- Turkish President Recep Tayyip Erdogan has won re-election after a contested vote.
- A day before the election, Twitter blocked posts by Erdogan critics from being viewed in the country.
- Erdogan’s increasingly authoritarian rule now extends into its third decade.
Turkey President Recep Tayyip Erdogan won reelection Sunday after a runoff vote, extending his increasingly authoritarian rule into a third decade as the country reels from high inflation and the aftermath of an earthquake that leveled entire cities.
His victory comes days after posts by his critics were blocked from being seen on Twitter on the day of the first election, stifling whistleblowers who opposed the election and preventing his opposition from communicating with their audience in Turkey.
Dr. Tuğrulcan Elmas, a postdoctoral researcher focusing on social media manipulation at Indiana University Bloomington, previously told Insider he tracked roughly a half dozen accounts posting content related to the Turkish election that had been suspended before the election.

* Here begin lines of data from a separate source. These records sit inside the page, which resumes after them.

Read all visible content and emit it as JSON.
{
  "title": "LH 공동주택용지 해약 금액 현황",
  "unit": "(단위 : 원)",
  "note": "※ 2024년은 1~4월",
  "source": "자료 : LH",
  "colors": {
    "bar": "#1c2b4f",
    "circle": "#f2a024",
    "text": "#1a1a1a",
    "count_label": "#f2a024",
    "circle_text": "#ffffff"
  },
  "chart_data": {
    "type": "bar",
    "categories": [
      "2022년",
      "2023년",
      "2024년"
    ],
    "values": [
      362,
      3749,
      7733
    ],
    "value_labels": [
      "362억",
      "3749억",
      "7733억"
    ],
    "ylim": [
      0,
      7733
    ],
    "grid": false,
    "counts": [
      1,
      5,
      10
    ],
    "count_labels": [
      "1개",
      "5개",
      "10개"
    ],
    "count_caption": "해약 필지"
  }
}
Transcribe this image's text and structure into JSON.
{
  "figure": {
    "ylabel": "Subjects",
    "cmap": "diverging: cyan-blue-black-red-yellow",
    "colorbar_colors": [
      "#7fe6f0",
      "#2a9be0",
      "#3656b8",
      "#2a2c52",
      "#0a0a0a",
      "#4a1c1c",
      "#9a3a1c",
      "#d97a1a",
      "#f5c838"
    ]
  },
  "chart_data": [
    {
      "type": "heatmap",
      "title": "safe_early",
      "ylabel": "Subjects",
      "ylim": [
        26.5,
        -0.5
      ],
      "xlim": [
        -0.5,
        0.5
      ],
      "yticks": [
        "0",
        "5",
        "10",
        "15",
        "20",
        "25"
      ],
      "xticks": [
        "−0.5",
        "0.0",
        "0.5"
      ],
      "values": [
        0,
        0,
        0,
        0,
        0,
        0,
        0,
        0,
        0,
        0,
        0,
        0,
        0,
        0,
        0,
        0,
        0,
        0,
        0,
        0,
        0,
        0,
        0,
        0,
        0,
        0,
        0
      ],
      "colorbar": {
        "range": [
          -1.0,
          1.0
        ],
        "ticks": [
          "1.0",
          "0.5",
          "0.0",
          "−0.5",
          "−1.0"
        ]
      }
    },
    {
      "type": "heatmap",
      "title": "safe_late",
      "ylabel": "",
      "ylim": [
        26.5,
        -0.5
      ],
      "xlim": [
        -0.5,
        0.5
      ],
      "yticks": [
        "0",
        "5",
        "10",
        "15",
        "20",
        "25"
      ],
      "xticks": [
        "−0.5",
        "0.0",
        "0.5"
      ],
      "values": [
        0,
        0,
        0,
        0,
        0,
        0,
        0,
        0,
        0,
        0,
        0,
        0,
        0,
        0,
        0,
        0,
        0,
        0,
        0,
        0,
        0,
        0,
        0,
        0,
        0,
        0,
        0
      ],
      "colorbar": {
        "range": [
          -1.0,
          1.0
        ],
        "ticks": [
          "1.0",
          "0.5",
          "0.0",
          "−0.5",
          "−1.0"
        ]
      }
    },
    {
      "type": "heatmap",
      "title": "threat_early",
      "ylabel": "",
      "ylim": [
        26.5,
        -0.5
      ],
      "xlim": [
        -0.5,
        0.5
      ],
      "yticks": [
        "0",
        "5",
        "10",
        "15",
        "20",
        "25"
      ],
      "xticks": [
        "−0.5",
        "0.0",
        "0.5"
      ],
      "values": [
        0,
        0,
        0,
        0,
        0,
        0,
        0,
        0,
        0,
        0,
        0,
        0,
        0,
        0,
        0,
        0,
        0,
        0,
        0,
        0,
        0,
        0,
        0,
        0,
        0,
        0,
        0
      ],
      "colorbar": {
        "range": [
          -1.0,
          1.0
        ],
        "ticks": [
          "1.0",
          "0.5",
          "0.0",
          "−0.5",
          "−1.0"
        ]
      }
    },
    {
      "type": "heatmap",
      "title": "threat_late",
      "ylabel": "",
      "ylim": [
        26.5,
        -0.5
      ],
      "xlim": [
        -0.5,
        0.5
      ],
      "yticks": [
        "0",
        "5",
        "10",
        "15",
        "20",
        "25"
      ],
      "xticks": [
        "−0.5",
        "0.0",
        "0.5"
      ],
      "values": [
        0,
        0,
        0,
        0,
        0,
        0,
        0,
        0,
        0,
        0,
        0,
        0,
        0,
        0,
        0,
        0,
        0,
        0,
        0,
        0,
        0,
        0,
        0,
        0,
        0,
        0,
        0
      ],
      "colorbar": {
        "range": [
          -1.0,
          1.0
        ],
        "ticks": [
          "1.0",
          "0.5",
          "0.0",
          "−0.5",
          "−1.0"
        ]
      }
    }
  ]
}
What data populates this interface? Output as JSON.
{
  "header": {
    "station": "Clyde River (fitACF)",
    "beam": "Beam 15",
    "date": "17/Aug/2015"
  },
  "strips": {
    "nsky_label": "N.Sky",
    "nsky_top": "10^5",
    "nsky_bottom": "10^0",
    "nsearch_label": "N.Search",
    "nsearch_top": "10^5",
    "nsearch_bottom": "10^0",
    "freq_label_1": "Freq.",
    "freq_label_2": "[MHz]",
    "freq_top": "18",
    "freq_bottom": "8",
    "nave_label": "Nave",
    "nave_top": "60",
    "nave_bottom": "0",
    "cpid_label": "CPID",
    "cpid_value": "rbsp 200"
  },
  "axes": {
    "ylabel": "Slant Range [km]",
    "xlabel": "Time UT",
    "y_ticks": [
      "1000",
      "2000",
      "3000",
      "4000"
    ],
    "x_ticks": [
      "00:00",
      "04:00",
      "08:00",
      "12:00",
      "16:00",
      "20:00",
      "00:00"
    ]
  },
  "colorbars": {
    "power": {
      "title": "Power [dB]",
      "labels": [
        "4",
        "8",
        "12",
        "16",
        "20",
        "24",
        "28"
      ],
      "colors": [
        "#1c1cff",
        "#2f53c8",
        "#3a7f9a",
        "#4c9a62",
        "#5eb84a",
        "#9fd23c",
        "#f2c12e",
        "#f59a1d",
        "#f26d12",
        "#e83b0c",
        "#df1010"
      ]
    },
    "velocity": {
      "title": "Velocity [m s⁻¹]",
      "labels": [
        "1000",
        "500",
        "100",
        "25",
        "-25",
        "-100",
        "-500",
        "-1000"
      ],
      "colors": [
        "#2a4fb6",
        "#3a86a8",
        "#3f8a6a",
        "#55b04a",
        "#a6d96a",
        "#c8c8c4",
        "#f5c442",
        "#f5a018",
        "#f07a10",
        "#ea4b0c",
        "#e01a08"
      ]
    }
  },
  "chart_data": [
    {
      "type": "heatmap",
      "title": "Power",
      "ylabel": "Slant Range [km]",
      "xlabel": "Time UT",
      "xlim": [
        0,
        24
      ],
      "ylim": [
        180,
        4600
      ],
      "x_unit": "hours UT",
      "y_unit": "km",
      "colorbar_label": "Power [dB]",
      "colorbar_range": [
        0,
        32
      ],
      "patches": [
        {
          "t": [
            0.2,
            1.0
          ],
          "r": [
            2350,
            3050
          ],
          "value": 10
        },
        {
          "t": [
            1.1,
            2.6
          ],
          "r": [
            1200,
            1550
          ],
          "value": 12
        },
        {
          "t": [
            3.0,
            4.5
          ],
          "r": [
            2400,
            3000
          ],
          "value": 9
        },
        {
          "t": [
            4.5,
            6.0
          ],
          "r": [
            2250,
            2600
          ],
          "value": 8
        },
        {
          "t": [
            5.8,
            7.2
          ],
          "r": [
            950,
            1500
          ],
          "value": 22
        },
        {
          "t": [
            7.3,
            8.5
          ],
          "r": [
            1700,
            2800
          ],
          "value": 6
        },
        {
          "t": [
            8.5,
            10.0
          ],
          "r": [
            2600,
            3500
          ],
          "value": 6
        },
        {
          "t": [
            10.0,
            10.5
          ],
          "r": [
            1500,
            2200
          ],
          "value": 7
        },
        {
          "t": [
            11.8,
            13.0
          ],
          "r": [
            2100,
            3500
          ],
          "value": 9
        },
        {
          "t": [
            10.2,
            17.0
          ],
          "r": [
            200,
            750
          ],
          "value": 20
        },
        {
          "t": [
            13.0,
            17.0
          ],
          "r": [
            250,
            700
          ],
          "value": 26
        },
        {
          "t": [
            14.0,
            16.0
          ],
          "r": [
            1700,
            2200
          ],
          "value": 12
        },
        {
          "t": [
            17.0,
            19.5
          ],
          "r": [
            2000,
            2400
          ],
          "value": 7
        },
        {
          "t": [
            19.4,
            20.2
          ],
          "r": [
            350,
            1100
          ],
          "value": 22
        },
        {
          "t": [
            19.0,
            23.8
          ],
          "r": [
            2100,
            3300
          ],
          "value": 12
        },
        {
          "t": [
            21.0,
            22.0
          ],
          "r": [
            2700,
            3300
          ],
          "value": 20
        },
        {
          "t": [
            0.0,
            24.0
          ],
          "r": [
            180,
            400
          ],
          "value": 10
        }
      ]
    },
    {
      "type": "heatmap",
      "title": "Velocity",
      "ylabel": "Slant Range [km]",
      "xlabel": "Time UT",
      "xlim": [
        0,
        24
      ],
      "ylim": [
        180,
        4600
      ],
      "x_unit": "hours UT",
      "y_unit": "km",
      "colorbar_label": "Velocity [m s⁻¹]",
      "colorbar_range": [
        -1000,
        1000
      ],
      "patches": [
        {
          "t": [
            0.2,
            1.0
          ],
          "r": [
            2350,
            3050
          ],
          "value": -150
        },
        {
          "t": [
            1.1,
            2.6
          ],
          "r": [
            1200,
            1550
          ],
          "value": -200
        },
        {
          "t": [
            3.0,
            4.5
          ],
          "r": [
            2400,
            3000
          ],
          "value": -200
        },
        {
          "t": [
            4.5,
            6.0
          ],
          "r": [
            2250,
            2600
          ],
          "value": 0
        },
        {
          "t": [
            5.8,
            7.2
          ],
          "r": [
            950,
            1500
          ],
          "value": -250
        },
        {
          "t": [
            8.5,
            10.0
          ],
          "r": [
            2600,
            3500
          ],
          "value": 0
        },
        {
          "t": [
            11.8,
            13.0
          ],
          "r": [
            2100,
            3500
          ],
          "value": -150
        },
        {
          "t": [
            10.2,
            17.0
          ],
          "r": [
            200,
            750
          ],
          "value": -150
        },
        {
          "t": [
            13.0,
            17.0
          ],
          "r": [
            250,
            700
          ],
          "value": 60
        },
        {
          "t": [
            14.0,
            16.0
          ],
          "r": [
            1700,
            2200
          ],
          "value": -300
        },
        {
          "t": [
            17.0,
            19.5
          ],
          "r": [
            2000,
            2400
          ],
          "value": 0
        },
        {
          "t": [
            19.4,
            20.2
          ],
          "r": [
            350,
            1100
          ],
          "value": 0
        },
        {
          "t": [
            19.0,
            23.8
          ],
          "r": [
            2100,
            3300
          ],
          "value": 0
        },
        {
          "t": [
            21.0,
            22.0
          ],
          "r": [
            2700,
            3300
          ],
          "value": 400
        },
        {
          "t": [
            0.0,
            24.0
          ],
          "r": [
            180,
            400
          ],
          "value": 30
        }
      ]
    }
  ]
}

A third term gives Erdogan an even stronger hand domestically and internationally, and the election results will have implications far beyond Ankara. Turkey stands at the crossroads of Europe and Asia and plays a key role in NATO.
With over 99% of the runoff ballot boxes opened, unofficial results showed Erdogan with 52% of the vote, compared with 48% for his challenger, Kemal Kilicdaroglu. The head of Turkey’s electoral board confirmed the victory, saying that even after accounting for outstanding votes, the result was another term for Erdogan.
In his first comments since the polls closed, Erdogan thanked the nation for entrusting him with the presidency for five more years.
“We hope to be worthy of your trust, as we have been for 21 years,” he told supporters on a campaign bus outside his home in Istanbul. “The only winner today is Turkey.”
According to Elmas, Twitter accounts chosen for restriction before the election were some the Turkish government has traditionally targeted because they had ties to political opposition or whistleblowers who have been critical of the country’s right-wing leader.
Twitter’s decision to throttle access to accounts from Turkey came as CEO Elon Musk’s business ties to the country have solidified following increasing communication between Erdogan and Musk, Elmas noted, based on news coverage of their interactions.
Erdogan’s challenger campaigned on promises to reverse Erdogan’s democratic backsliding, restore the economy by reverting to more conventional policies, and improve ties with the West. Kilicdaroglu said the election was “the most unjust ever,” with all state resources mobilized for Erdogan.
“We will continue to be at the forefront of this struggle until real democracy comes to our country,” Kilicdaroglu said in Ankara. He thanked the more than 25 million people who voted for him and asked them to “remain upright.”
He added that the people have shown their will “to change an authoritarian government despite all the pressures.”